Il se retourna vers la femme.

« Vous pensez vraiment qu’il va falloir si longtemps que ça ? Six mois ?

— Évidemment. Le pétrole pourrait très bien couler à nouveau d’ici la semaine prochaine, mais d’où viendra notre nourriture ? Le fermier brésilien qui fait pousser le café, le fermier ukrainien qui fait pousser les patates, le fermier espagnol qui fait pousser les pommes… réfléchissez un moment. Ces fermiers-là, est-ce que leurs exploitations tournent encore ? Est-ce qu’ils sont encore vivants, ou bien blessés, ou malades ? Ou mieux… est-ce que leurs récoltes n’ont pas pourri sur place, faute d’essence pour faire marcher le tracteur ou la moissonneuse ? Et tous les acheteurs, les usines de traitement, de transformation, les distributeurs… tous les maillons de la chaîne qui permet d’acheminer la nourriture depuis la terre jusqu’au supermarché du coin ? Est-ce que les entreprises fonctionnent encore ? Est-ce qu’elles existent encore, ou bien leurs locaux ont-ils été pillés et brûlés ? Et qu’en est-il de leur main-d’œuvre ? Les employés sont-ils encore vivants ? Ou bien sont-ils chez eux à vomir leurs tripes parce qu’ils ont bu l’eau dans laquelle ils chient ? »

La femme ne broncha pas.

« Voilà, c’était juste quelques questions qui m’ont traversé l’esprit et que quelqu’un, dans les hautes sphères, devrait se poser aussi. Il n’est pas simplement question de distribuer des bouteilles d’eau et des barres de céréales énergétiques pour les deux semaines à venir. Le pétrole s’est arrêté de couler… et même si ça ne dure qu’une toute petite semaine, le système entier est foutu.

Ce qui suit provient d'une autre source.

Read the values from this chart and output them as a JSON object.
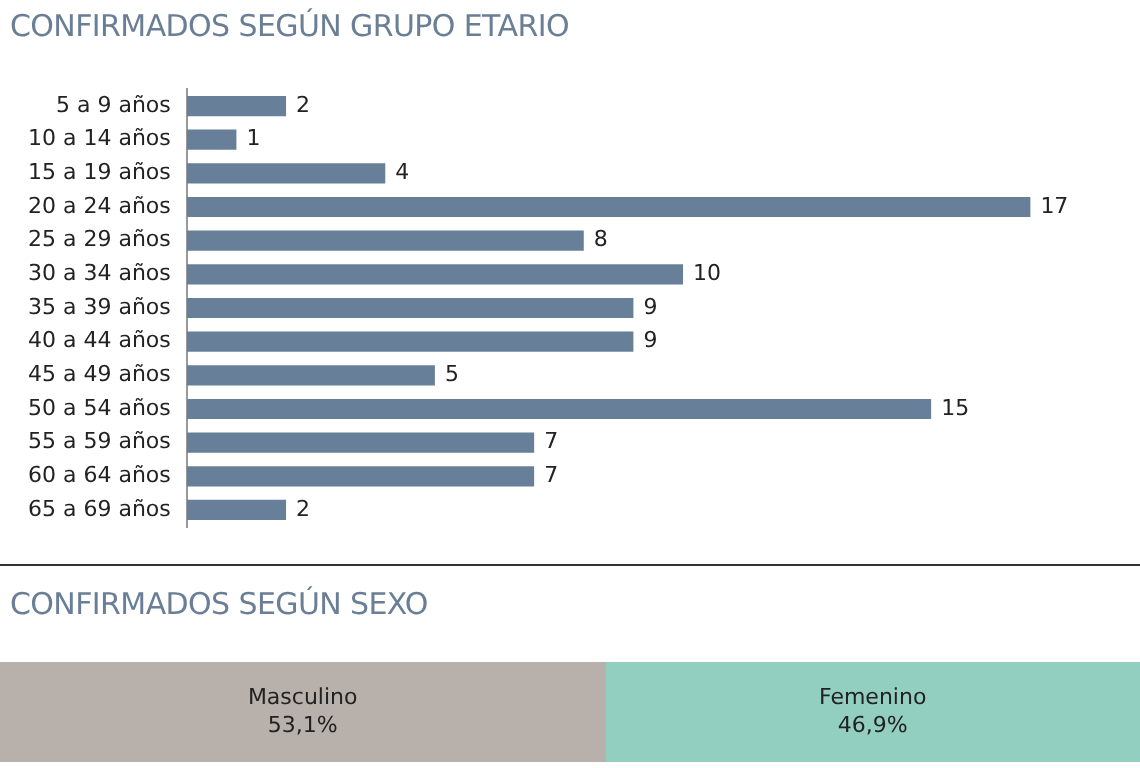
{
  "chart_data": [
    {
      "type": "bar",
      "orientation": "horizontal",
      "title": "CONFIRMADOS SEGÚN GRUPO ETARIO",
      "color": "#687f99",
      "data_labels": true,
      "categories": [
        "5 a 9 años",
        "10 a 14 años",
        "15 a 19 años",
        "20 a 24 años",
        "25 a 29 años",
        "30 a 34 años",
        "35 a 39 años",
        "40 a 44 años",
        "45 a 49 años",
        "50 a 54 años",
        "55 a 59 años",
        "60 a 64 años",
        "65 a 69 años"
      ],
      "values": [
        2,
        1,
        4,
        17,
        8,
        10,
        9,
        9,
        5,
        15,
        7,
        7,
        2
      ]
    },
    {
      "type": "bar",
      "orientation": "horizontal",
      "stacked": true,
      "title": "CONFIRMADOS SEGÚN SEXO",
      "categories": [
        null
      ],
      "series": [
        {
          "name": "Masculino",
          "color": "#b8b0ab",
          "values": [
            53.1
          ],
          "value_labels": [
            "53,1%"
          ]
        },
        {
          "name": "Femenino",
          "color": "#93cfc0",
          "values": [
            46.9
          ],
          "value_labels": [
            "46,9%"
          ]
        }
      ]
    }
  ]
}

— Ce n’est certainement pas si dramatique.

— C’est un énorme échec du système. Tout a planté. Le monde n’a jamais été préparé à se remettre après une telle panne.

— Et vous préférez tenter votre chance dehors ? Il n’y a plus de nourriture, plus rien. Tout ce qui pouvait être pillé a déjà été emporté. Vous ne croyez pas que vous agissez un peu bêtement ?

— Dans six mois, le Millennium Dome et toutes les autres zones sécurisées… seront transformés en camps de la mort. »

La femme lui jeta un regard incrédule. « Allons donc. »

Andy vit deux policiers armés entrer dans la salle et se diriger vers eux.

« Ah, dit-elle, les voilà. » Elle posa la main sur son bras. « Écoutez, vous ne préférez pas rejoindre les autres dans la file d’attente ? Je peux leur demander de repartir. Londres est un endroit dangereux. »

Il voyait que sa demande était un acte de pure compassion. Elle voulait bien faire.

« Merci, mais je préférerais retrouver ma famille et m’éloigner au maximum des autres humains. Le dernier endroit où je voudrais me trouver d’ici six mois, c’est bien dans un espace clos en compagnie de milliers de gens. »

L’escorte arriva et la femme leur demanda de le guider hors du bâtiment et de lui faire franchir le périmètre de sécurité autour du terminal.

Elle lui souhaita bonne chance et ils se séparèrent.